How Libya Might Go Wrong: The French Version

  • Share
  • Read Later
Lionel Bonaventure / Reuters

France's President Nicolas Sarkozy delivers a speech in Paris after international talks on Libya.

How might the Libya mission go badly? Every country involved in the coalition has its own military and domestic political calculations. But a general sense of what factors are in play can be gleaned from the predicament of French President Nicolas Sarkozy, the Western leader who first came out hard for the intervention against Muammar Gaddafi.

In the eyes of the French public, Sarkozy is looking fairly good at the moment. The deeply unpopular President has experienced a small boost of approval at home and abroad because of his role in rallying risk-averse allies into staging air intervention to prevent what could have been a massacre of opponents and civilians at the hands of advancing Gaddafi troops. Sarkozy's hawkishness on Libya "is winning him applause in France today due to the universal hostility toward Gaddafi," says Karim Emile Bitar, a Middle East specialist for the Institution of International and Strategic Relations in Paris, "but that could prove short-lived for several reasons and come back to haunt him." That's because the French public could quickly develop mission fatigue, especially with Paris already imposing an array of austerities to reduce the domestic budget deficit. The moral imperative to help the Libyan rebels may bog down if the French people figure the money involved is better spent at home.

The nature of the conflict is more than likely to prolong the intervention or make its open-endedness frustratingly clear. Says Bitar: "Gaddafi has managed to group a large number of his forces within big cities, meaning air strikes to eliminate them aren't going to work unless you're willing to kill far greater numbers of the surrounding civilian population. This is why the air strategy was risky from the start ... By consequence, fears are high that after a certain point, this could go on and on and wear Western opinion down."

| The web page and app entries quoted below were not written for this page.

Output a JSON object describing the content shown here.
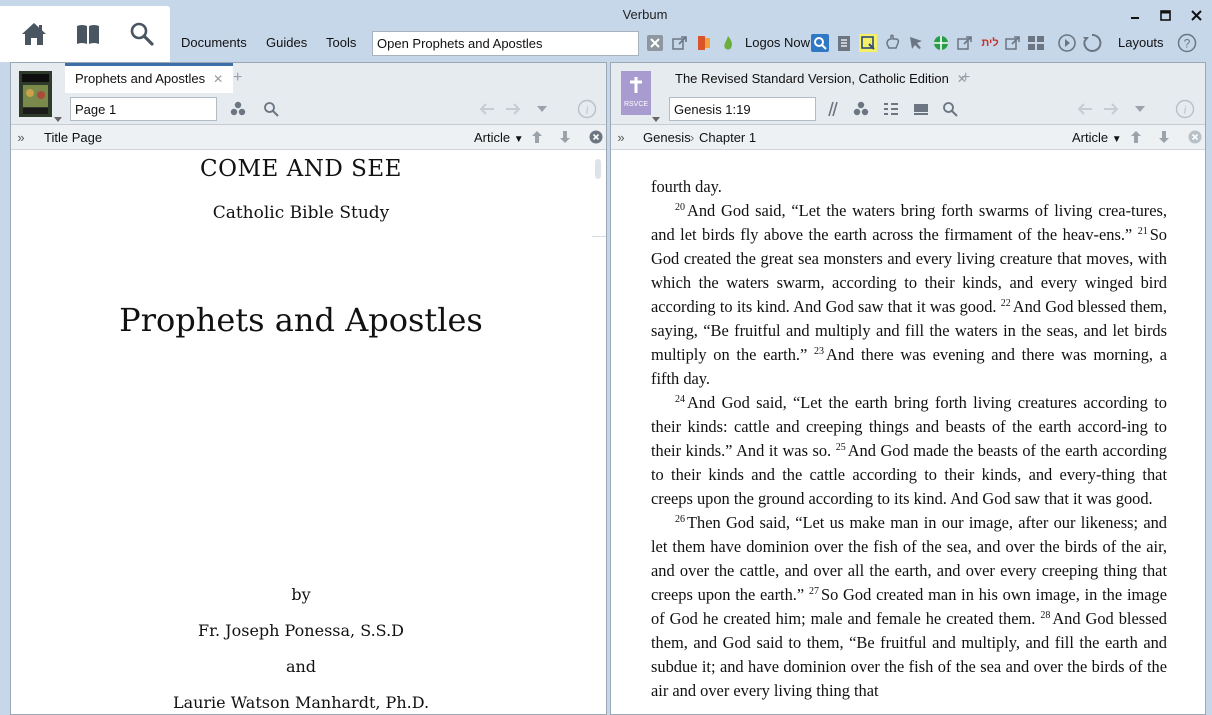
{
  "app": {
    "title": "Verbum",
    "menu": [
      "Documents",
      "Guides",
      "Tools"
    ],
    "command_box": "Open Prophets and Apostles",
    "logos_now": "Logos Now",
    "layouts": "Layouts",
    "hebrew_label": "לית"
  },
  "left_panel": {
    "tab_title": "Prophets and Apostles",
    "page_ref": "Page 1",
    "section": "Title Page",
    "article_label": "Article",
    "title_page": {
      "series": "COME AND SEE",
      "subtitle": "Catholic Bible Study",
      "title": "Prophets and Apostles",
      "by": "by",
      "author1": "Fr. Joseph Ponessa, S.S.D",
      "and": "and",
      "author2": "Laurie Watson Manhardt, Ph.D."
    }
  },
  "right_panel": {
    "tab_title": "The Revised Standard Version, Catholic Edition",
    "badge": "RSVCE",
    "reference": "Genesis 1:19",
    "breadcrumb": [
      "Genesis",
      "Chapter 1"
    ],
    "article_label": "Article",
    "paragraphs": [
      [
        {
          "t": "fourth day."
        }
      ],
      [
        {
          "v": "20"
        },
        {
          "t": "And God said, “Let the waters bring forth swarms of living crea-tures, and let birds fly above the earth across the firmament of the heav-ens.” "
        },
        {
          "v": "21"
        },
        {
          "t": "So God created the great sea monsters and every living creature that moves, with which the waters swarm, according to their kinds, and every winged bird according to its kind. And God saw that it was good. "
        },
        {
          "v": "22"
        },
        {
          "t": "And God blessed them, saying, “Be fruitful and multiply and fill the waters in the seas, and let birds multiply on the earth.” "
        },
        {
          "v": "23"
        },
        {
          "t": "And there was evening and there was morning, a fifth day."
        }
      ],
      [
        {
          "v": "24"
        },
        {
          "t": "And God said, “Let the earth bring forth living creatures according to their kinds: cattle and creeping things and beasts of the earth accord-ing to their kinds.” And it was so. "
        },
        {
          "v": "25"
        },
        {
          "t": "And God made the beasts of the earth according to their kinds and the cattle according to their kinds, and every-thing that creeps upon the ground according to its kind. And God saw that it was good."
        }
      ],
      [
        {
          "v": "26"
        },
        {
          "t": "Then God said, “Let us make man in our image, after our likeness; and let them have dominion over the fish of the sea, and over the birds of the air, and over the cattle, and over all the earth, and over every creeping thing that creeps upon the earth.” "
        },
        {
          "v": "27"
        },
        {
          "t": "So God created man in his own image, in the image of God he created him; male and female he created them. "
        },
        {
          "v": "28"
        },
        {
          "t": "And God blessed them, and God said to them, “Be fruitful and multiply, and fill the earth and subdue it; and have dominion over the fish of the sea and over the birds of the air and over every living thing that"
        }
      ]
    ]
  }
}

Then there is the potential quagmire in the tangle of countries associated with the alliance against Gaddafi. Already, in Europe, there is disagreement between prointervention countries and nations like Germany and Italy on both the military operation and how to deal with Gaddafi. The French and British issued contradictory statements on the ultimate overseer of the operation. Paris indicated that a contact group of nations would essentially run the Libya mission; London stressed that the NATO command structure would ultimately make the strategic and military decisions.

There is not just French and Western public opinion to worry about. "If the military operation goes on for very long," says Bitar, "Arab public opinion will begin rapidly [to compare] it to Iraq and start viewing it as another kind of invasion of an Arab country, rather than an attempt to let Libyans determine their fate in a fair fight. And that's not even considering the possibility of large numbers of Libyan civilians' being killed as collateral damage in strikes, or if they get caught between opposing forces in what becomes an open-ended civil war. There, too, Arab public opinion will turn hostile to the intervention and blame it for the unending violence and death."

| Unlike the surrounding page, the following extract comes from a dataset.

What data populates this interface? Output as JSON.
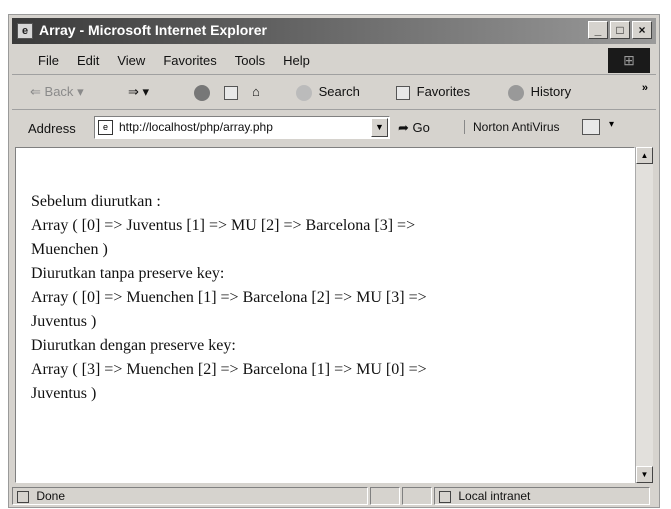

Bitar warns of unintended consequences. "Up till now, uprisings in Arab countries have largely been spontaneous, national affairs that have ebbed and flowed, succeeded or failed without outside intervention, and as struggles between popular desire and resistance from regimes." However, he says, "should Libya become primarily associated with outside intervention and the death and destruction that produces, it could have a real quashing effect on the aspirations and ambitions that have been driving the Arab Spring up till now. And that — combined with continued unrest and chaos in Libya — could also have a very real impact on the search for new systems of government in Tunisia and Egypt. We could very well see some of the old-guard elements in those countries looking over at Libya and deciding, 'O.K., let's stop playing around and impose our will here. Look what the will of the people gets you.'"

And things could still go wrong even if the rebels prevail. "Who are the figures leading the opposition?" Bitar asks. "They're almost all veterans of the Gaddafi regime who defected once the wind had turned and are now trying urgently to make sure they didn't back the wrong horse. They may all turn out to be valuable partners and committed democrats who want to bring prosperity and human rights to Libya once Gaddafi is gone. Or they may turn out to be other kinds of people — we won't know for a while. But there's a risk there too, and one Sarkozy will have to live with."

Sarkozy won a fair measure of praise for being the first leader to recognize the Libyan opposition as the legitimate leadership of the country — but even that may come back to haunt him if things go wrong. Sarkozy's decision was taken almost on the spur of the moment, and under the spectacular browbeating of mediagenic philosopher Bernard-Henri Lévy, who decided to make a crusade to protect the Libyan opposition a reprise of his 1990s campaign as the savior of the Bosnians during the Balkan war. Sarkozy reportedly did so without even consulting newly named Foreign Affairs Minister Alain Juppé (who was said to have been both hostile to the move and aghast that a media star had taken his role as France's top diplomat). "There may be heavy consequences," says Bitar, "when a President makes decisions based on input by celebrities."